On April 3, 1894, an Easterner named Andrew Douglass checked into Flagstaff’s Bank Hotel. Douglass may have looked like an ordinary visitor, but his luggage was anything but ordinary. Included were two wooden boxes strongly resembling coffins. Inside the boxes were a six-inch diameter, seven-foot-long telescope weighing 30 pounds, and the telescope’s mount and wooden tripod weighing 75 pounds.
Since March 7, Douglass had been hauling this equipment around the Arizona Territory, seeking an ideal location for Bostonian Percival Lowell to establish an astronomical observatory for studying the planet Mars. After using the telescope to test atmospheric conditions at ten different stations in Tombstone, Tucson, Tempe and Prescott, Douglass was now in Flagstaff, appropriately nicknamed the Skylight City because of the brilliance of the evening’s stars.
As with the other towns Douglass visited, Flagstaff’s leaders were eager to have the observatory built in their community. Such an institution could supply jobs and, perhaps more importantly, bring prestige to an area trying to establish a cultural presence. The day after Douglass arrived, Douglass went to the home of lumberman D.M. Riordan, who extended an invitation for Douglass to lodge at his home. This was likely not only a gracious offer to a visiting dignitary, but also an opportunity for one of Flagstaff’s leading citizens to help sway the decision to build the observatory in Flagstaff. While at Riordan’s home, Douglass noted a four-foot pine log on which he counted 285 tree rings. Through the years, Douglass would continue to make similar observations, and he eventually established the science of dendrochronology at the University of Arizona.
On the evening of April 4, Douglass set the telescope up at his first Flagstaff observing station – Site 11 – on the hill just above the Arizona Lumber and Timber Company (the High Country Motor Lodge on West Rt. 66 now sits on this site).
By April 11, Douglass tested three other sites in the Flagstaff area: a hill near A1 Ranch (Arizona Cattle Company) six miles northwest of town, Elden “Mesa” and Wing Mountain.

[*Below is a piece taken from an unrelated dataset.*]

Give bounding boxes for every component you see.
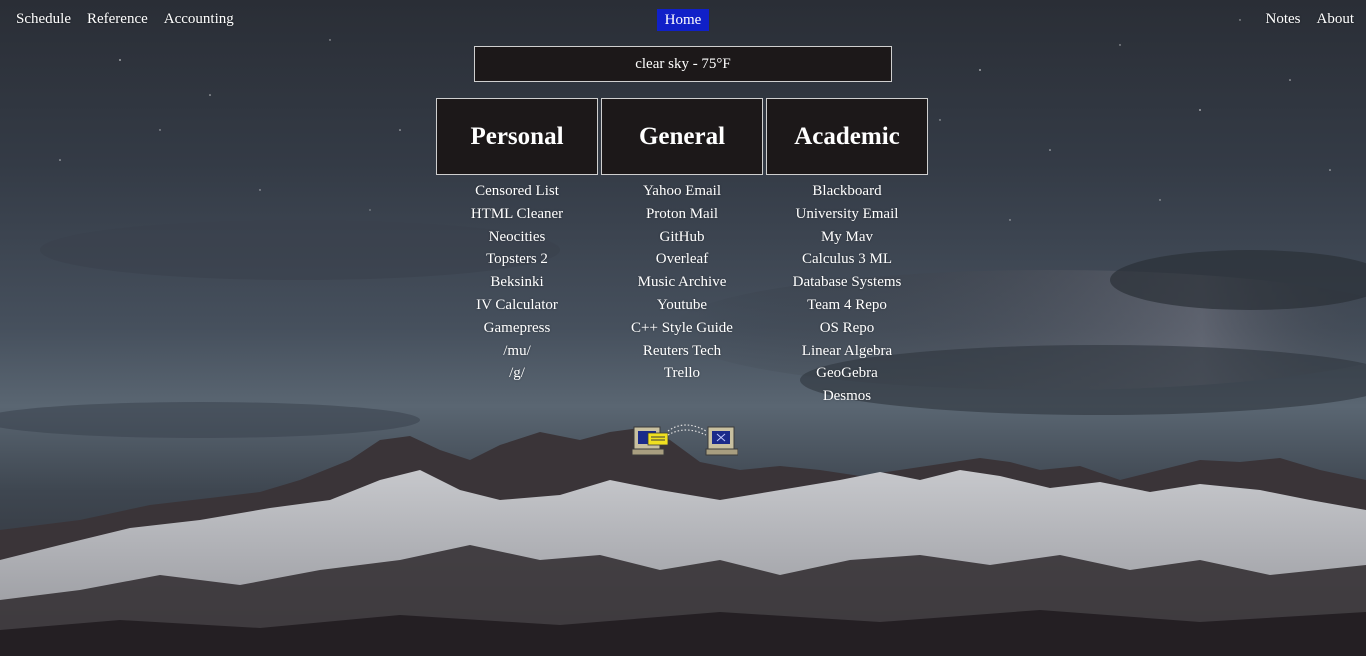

Percival Lowell, anxious to get the observatory built, sent an historic telegram to Douglass on April 16, reading simply, “Flagstaff. Hurry preparations for dome.” A few days later, Douglass received a letter dated April 17 and signed by 82 Flagstaff citizens, pledging their support of the new observatory and declaring that the town would deed the necessary land and build a road to the city’s first permanent scientific institution.
On April 21, Lowell telegrammed Douglass his decision to build the observatory at Site 11. For the exact location of the telescope dome, Douglass chose a knoll ½ mile to the north, where the gentler slope allowed for easier construction of a road to the top of the mesa. Ground was broken on April 23, and construction was headed by local resident Ed Whipple.
The dome, largely constructed in Massachusetts, soon arrived and was assembled to house two large, borrowed telescopes. Percival Lowell arrived in Flagstaff on May 23, officially opening his observatory.
The dome and telescopes were later replaced by a 24-inch telescope housed in a large wooden structure. More than a century later, this dome still stands as an easily visible landmark from downtown Flagstaff.